Years ago, someone remarked rather disdainfully,” Who are all those people sitting around drinking espresso?” “Haven’t they got something better to do?” This coincided when more and more shopkeepers started to display their wares spilling out on the footpaths. They were truly revolutionary times. Local councils were at their wits end trying to figure out the laws governing the public use of footpaths versus shopkeepers trying to make a quid. At first, only moderate and narrow bits of footpaths were allowed to occupy merchant’s wares. When this did not cause any breakdown of society or rioting pedestrians, more of the footpaths were given over to boxes of tomatoes, buckets of flowers and even hardware, including stepladders, wheel barrows. And so, the coffee drinking on the footpath was born.

These were also the times when dogs were still allowed to generously deposit their wares on the footpaths as well. It wasn’t uncommon to see brown foot-marks leading to the news agency on a Saturday morning.

Ah, they were such easy going times. Tolerance and community sharing and caring were still the norm.

Those walks to the news agency combined with the Vietnamese croissant shop are becoming a thing of the past. The piles of papers spilling out from News agency are becoming thinner. Instead, the tapping on our laptops in the solitary confinement of our home office are becoming the norm, and sadly without those flakey croissants.

But, the one thing that is not getting less and much to the chagrin of many still, is our relentless latte sipping. History tells us that this humble bean’s first entry into Australia were with those brave Afghans that helped Australia establish its first overland telegraphy between Adelaide and Darwin back in 1870’s. Ah, how they coped with heat and dust, the dark brew giving sustenance in the void of the outback desert.

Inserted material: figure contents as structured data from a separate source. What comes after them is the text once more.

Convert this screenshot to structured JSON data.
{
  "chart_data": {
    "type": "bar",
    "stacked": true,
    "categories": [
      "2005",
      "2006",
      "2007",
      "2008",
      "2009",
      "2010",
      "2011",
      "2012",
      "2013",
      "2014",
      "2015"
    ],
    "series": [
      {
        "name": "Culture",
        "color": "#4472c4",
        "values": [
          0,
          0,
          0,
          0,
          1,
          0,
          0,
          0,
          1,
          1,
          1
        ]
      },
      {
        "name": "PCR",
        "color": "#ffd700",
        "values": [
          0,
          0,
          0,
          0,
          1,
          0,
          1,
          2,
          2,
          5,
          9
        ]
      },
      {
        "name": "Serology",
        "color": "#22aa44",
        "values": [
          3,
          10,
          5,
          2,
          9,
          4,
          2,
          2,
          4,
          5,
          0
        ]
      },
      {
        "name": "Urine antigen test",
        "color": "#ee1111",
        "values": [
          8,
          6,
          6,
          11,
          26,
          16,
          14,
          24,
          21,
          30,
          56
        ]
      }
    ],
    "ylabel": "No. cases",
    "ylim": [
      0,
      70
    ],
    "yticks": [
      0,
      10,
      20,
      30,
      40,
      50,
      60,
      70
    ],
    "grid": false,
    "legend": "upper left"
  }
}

It remains for historian to fill in the puzzle how this beverage got lost and how tea sipping became the norm. Alright, I concede that the vile habit of ‘Instant Coffee’ ingratiated itself just after the war. Real coffee was lost and when it reappeared it would be seen as something related to sub-ordinance or the opposite, subservience.  Communism was hinted at during the Menzies period, and to be feared. But soon after, the Reffos from the Balkans and Hungary were, reintroducing it, disturbing the peace of afternoons with tea and the munching of lovely 1916 invention of the SAOs during Bingo.

Here and there in Sydney’s underworld regions of inner-west and Palmer Street the coffee drinking became more and more brazen. Now, some sixty years later, coffee has become mainstream. Yet, pockets of resistance are still around. We must remain vigilant.

Resist the shout; stand up ever proud; “we are the Latte sippers.”